Germany seeks to slow migrant flow

BBC Online

Germany on Friday said that asylum seekers would only be able to enter the country at five points along its border with Austria to better control a mass influx.

Authorities in Bavaria have complained a lack of co-ordination with Austria is hampering efforts to aid new arrivals.

Many others continue to make their way via Greece, in freezing temperatures, hoping to get asylum in Germany.

A spokeswoman for Germany's interior ministry told AFP news agency that the new rules on entry points would go into effect immediately.

"We would like to have a more orderly procedure," she said.

A senior Bavarian politician said that under the agreement, 50 migrants an hour could cross into the state at the five agreed points.

Earlier this week, German Interior Minister Thomas de Maziere accused Austria of transporting refugees to the German frontier at night, leaving them there unannounced.

Federal police spokesman Heinrich Onstein has said everything was being done to prevent the migrants from having to sleep outdoors.

However an Austrian police spokesman dismissed such accusations as a "joke", given that Austria was receiving 11,000 people a day just at the Spielfeld crossing from Slovenia.

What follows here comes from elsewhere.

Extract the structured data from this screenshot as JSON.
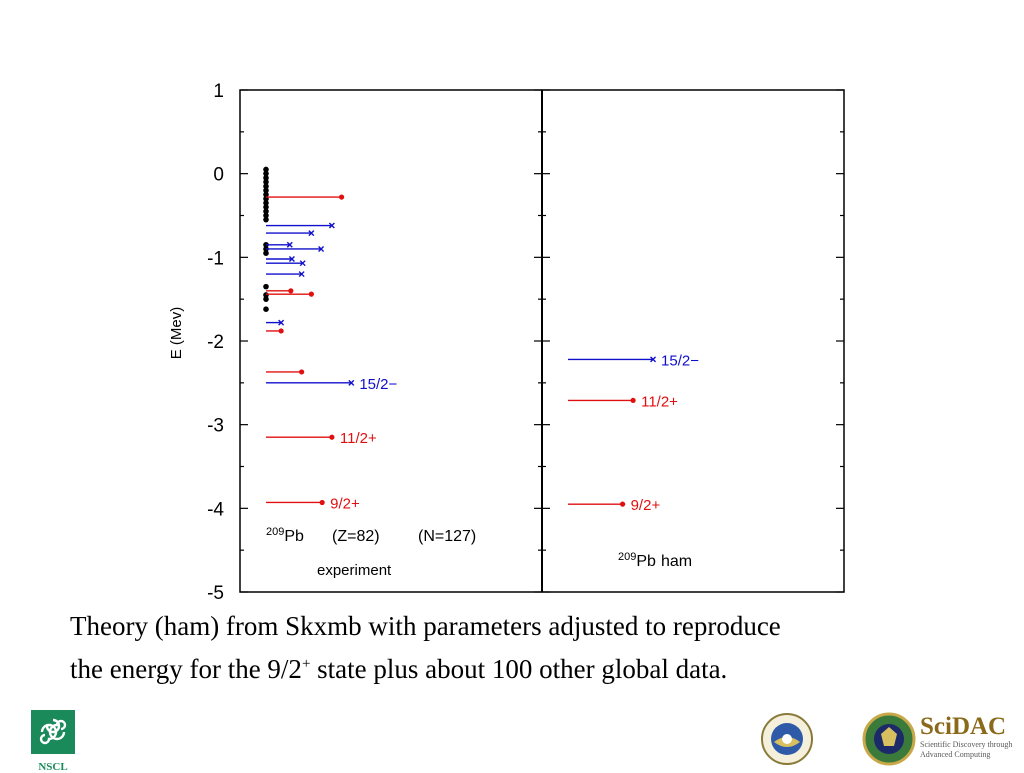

Germany expects at least 800,000 asylum seekers this year - some estimates put it as high as 1.5 million. That is at least four times the number who arrived last year.

Last Wednesday, more than 8,000 migrants arrived in Bavaria, German  police  said.

And last weekend authorities in Passau - a major transit hub for asylum seekers - said they had been overwhelmed by a new influx of some 15,000 people who arrived from Austria.